Fermi Gamma-ray Space Telescope

Fermi Friday - November 30, 2018

Fermi Xtra: The (LEGO) Fermi Satellite

Posted by Jeremy Perkins (NASA/GSFC)

By now we all know that Fermi was launched 10 years ago. But it took many years of planning, thinking, developing, and building before it got to that point. This process included hundreds of engineers, scientists, managers, and other folks. One of the incredibly rewarding parts of developing a mission is seeing your ideas and designs move from paper to a real-world device. This is somewhat similar to dumping out a giant bin of LEGO, thinking up a crazy design, and then using those multi-colored bricks to construct something that didn't exist before. It's hard to find a scientist or engineer that doesn't have fond memories of losing themselves in a pile of LEGO (and some of those memories are from the very recent past).

A few years ago, one of the graduate students working on Fermi (he's now a post-doctoral researcher at MPI) lost himself in a pile of LEGO and recreated the entire Fermi satellite. The details are exquisite: there's a tiny GBM (both the NaI and BGO detectors), high gain and low gain antennas, star trackers (yea, they're on the wrong side - artistic license), thermal radiators, various electronics boxes, and a cut-out in the LAT showing a pair-production event. If you build one yourself (and you certainly can) you'll discover many more. The details aren't an accident. He used one of the detailed models of Fermi as a basis for the design.

Now, since this was put together by the same folks that put some of the Fermi cakes together this wasn't quite the whole package. All of these parts were presented as a gift in a custom homemade (non-official) box.

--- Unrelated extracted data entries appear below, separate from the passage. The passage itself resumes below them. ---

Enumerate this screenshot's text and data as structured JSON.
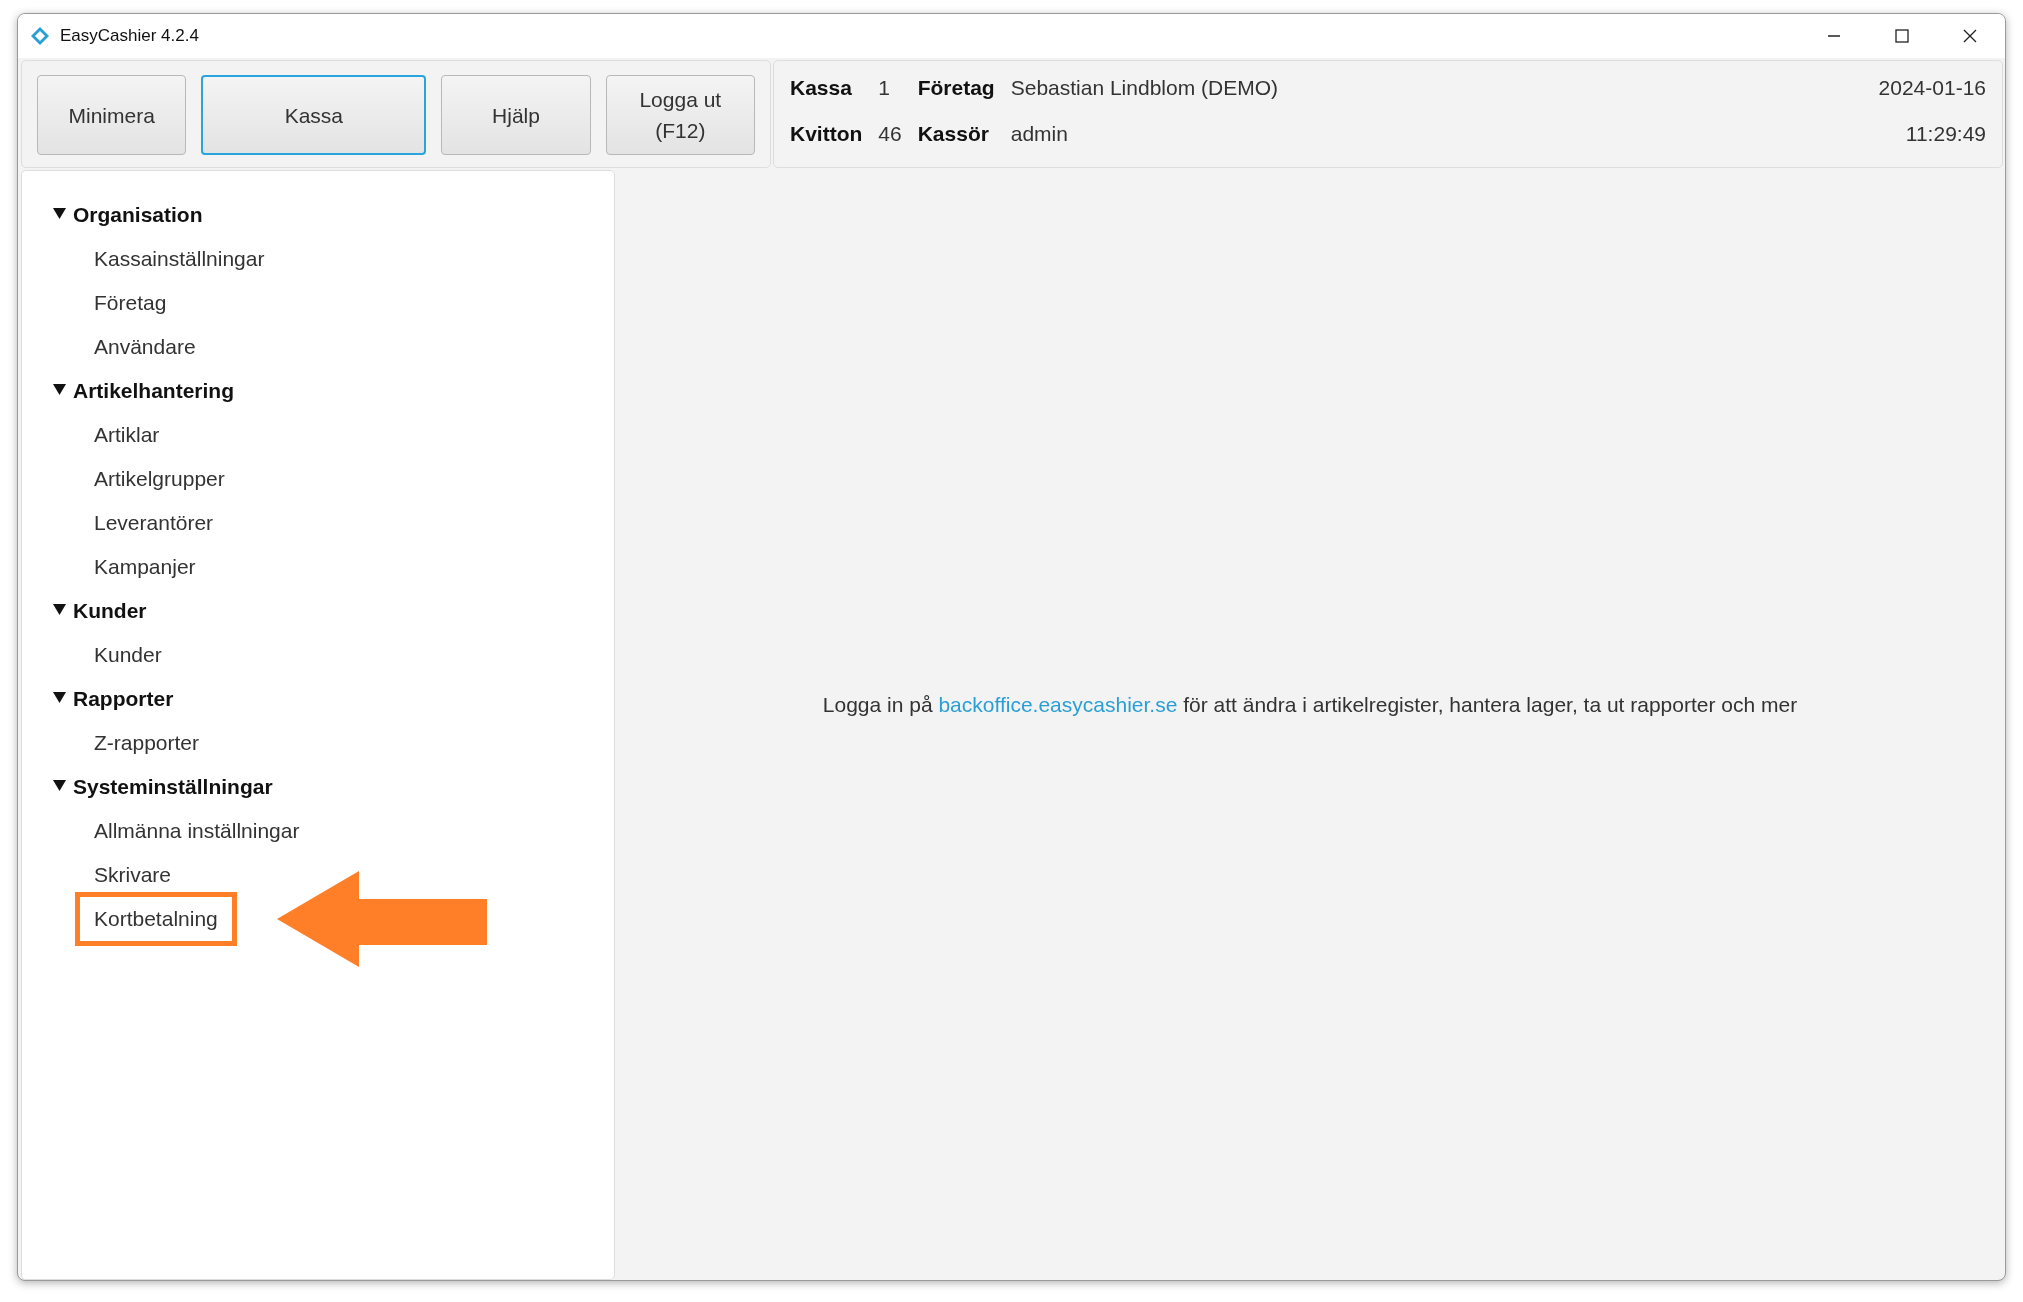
{
  "window": {
    "title": "EasyCashier 4.2.4"
  },
  "toolbar": {
    "buttons": [
      {
        "label": "Minimera",
        "focused": false
      },
      {
        "label": "Kassa",
        "focused": true
      },
      {
        "label": "Hjälp",
        "focused": false
      },
      {
        "label": "Logga ut\n(F12)",
        "focused": false
      }
    ]
  },
  "info": {
    "fields": [
      {
        "label": "Kassa",
        "value": "1"
      },
      {
        "label": "Företag",
        "value": "Sebastian Lindblom (DEMO)"
      },
      {
        "label": "Kvitton",
        "value": "46"
      },
      {
        "label": "Kassör",
        "value": "admin"
      }
    ],
    "date": "2024-01-16",
    "time": "11:29:49"
  },
  "sidebar": {
    "sections": [
      {
        "label": "Organisation",
        "expanded": true,
        "children": [
          {
            "label": "Kassainställningar",
            "highlighted": false
          },
          {
            "label": "Företag",
            "highlighted": false
          },
          {
            "label": "Användare",
            "highlighted": false
          }
        ]
      },
      {
        "label": "Artikelhantering",
        "expanded": true,
        "children": [
          {
            "label": "Artiklar",
            "highlighted": false
          },
          {
            "label": "Artikelgrupper",
            "highlighted": false
          },
          {
            "label": "Leverantörer",
            "highlighted": false
          },
          {
            "label": "Kampanjer",
            "highlighted": false
          }
        ]
      },
      {
        "label": "Kunder",
        "expanded": true,
        "children": [
          {
            "label": "Kunder",
            "highlighted": false
          }
        ]
      },
      {
        "label": "Rapporter",
        "expanded": true,
        "children": [
          {
            "label": "Z-rapporter",
            "highlighted": false
          }
        ]
      },
      {
        "label": "Systeminställningar",
        "expanded": true,
        "children": [
          {
            "label": "Allmänna inställningar",
            "highlighted": false
          },
          {
            "label": "Skrivare",
            "highlighted": false
          },
          {
            "label": "Kortbetalning",
            "highlighted": true
          }
        ]
      }
    ]
  },
  "message": {
    "before": "Logga in på",
    "link": "backoffice.easycashier.se",
    "after": "för att ändra i artikelregister, hantera lager, ta ut rapporter och mer"
  }
}
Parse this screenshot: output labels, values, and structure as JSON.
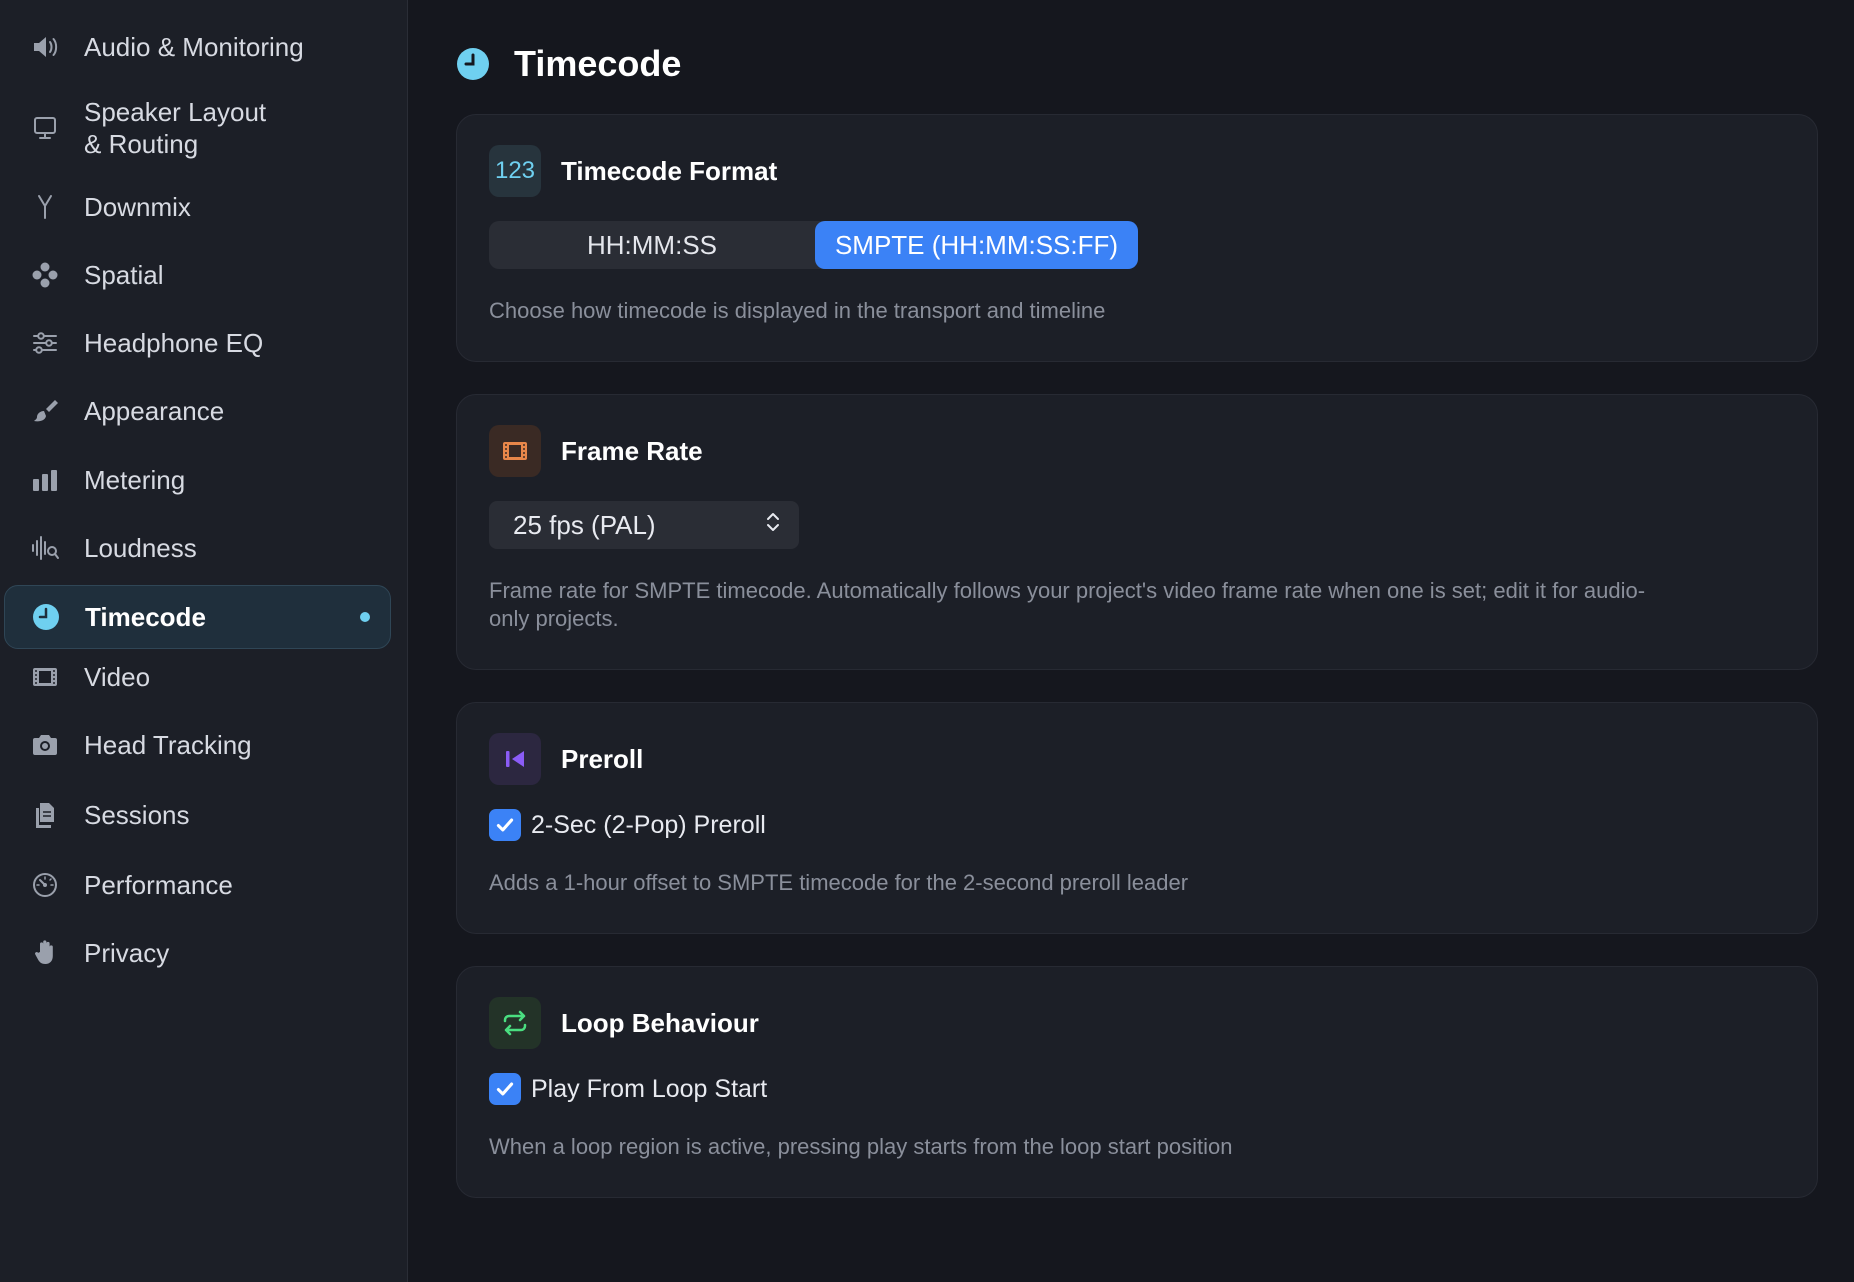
{
  "sidebar": {
    "items": [
      {
        "id": "audio",
        "label": "Audio & Monitoring",
        "icon": "speaker-icon"
      },
      {
        "id": "speaker-layout",
        "label": "Speaker Layout",
        "label2": "& Routing",
        "icon": "display-icon"
      },
      {
        "id": "downmix",
        "label": "Downmix",
        "icon": "downmix-icon"
      },
      {
        "id": "spatial",
        "label": "Spatial",
        "icon": "spatial-icon"
      },
      {
        "id": "headphone-eq",
        "label": "Headphone EQ",
        "icon": "sliders-icon"
      },
      {
        "id": "appearance",
        "label": "Appearance",
        "icon": "paintbrush-icon"
      },
      {
        "id": "metering",
        "label": "Metering",
        "icon": "meter-bars-icon"
      },
      {
        "id": "loudness",
        "label": "Loudness",
        "icon": "waveform-magnifier-icon"
      },
      {
        "id": "timecode",
        "label": "Timecode",
        "icon": "clock-icon",
        "active": true
      },
      {
        "id": "video",
        "label": "Video",
        "icon": "film-icon"
      },
      {
        "id": "head-tracking",
        "label": "Head Tracking",
        "icon": "camera-icon"
      },
      {
        "id": "sessions",
        "label": "Sessions",
        "icon": "documents-icon"
      },
      {
        "id": "performance",
        "label": "Performance",
        "icon": "gauge-icon"
      },
      {
        "id": "privacy",
        "label": "Privacy",
        "icon": "hand-icon"
      }
    ]
  },
  "page": {
    "title": "Timecode",
    "icon": "clock-icon"
  },
  "cards": {
    "format": {
      "title": "Timecode Format",
      "icon_text": "123",
      "options": [
        "HH:MM:SS",
        "SMPTE (HH:MM:SS:FF)"
      ],
      "selected": "SMPTE (HH:MM:SS:FF)",
      "description": "Choose how timecode is displayed in the transport and timeline"
    },
    "frame_rate": {
      "title": "Frame Rate",
      "icon": "film-icon",
      "value": "25 fps (PAL)",
      "description_line1": "Frame rate for SMPTE timecode. Automatically follows your project's video frame rate when one is set; edit it for audio-",
      "description_line2": "only projects."
    },
    "preroll": {
      "title": "Preroll",
      "icon": "skip-back-icon",
      "checkbox_label": "2-Sec (2-Pop) Preroll",
      "checked": true,
      "description": "Adds a 1-hour offset to SMPTE timecode for the 2-second preroll leader"
    },
    "loop": {
      "title": "Loop Behaviour",
      "icon": "repeat-icon",
      "checkbox_label": "Play From Loop Start",
      "checked": true,
      "description": "When a loop region is active, pressing play starts from the loop start position"
    }
  },
  "colors": {
    "accent_blue": "#3b82f6",
    "active_cyan": "#6fd0f0",
    "orange": "#e8874a",
    "purple": "#8b5cf6",
    "green": "#4ade80"
  }
}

Yea, that's my face in the top right corner; don't ask. The box also has tabs, and it was shrink wrapped! The pieces were also in individual plastic bags (the unboxing is half the fun of LEGO).

For more details on the build, you can order the parts and build your own. And, if you think this is all fun-and-games (and it is a lot of fun), the LEGO model is used all the time for outreach events to describe how Fermi works.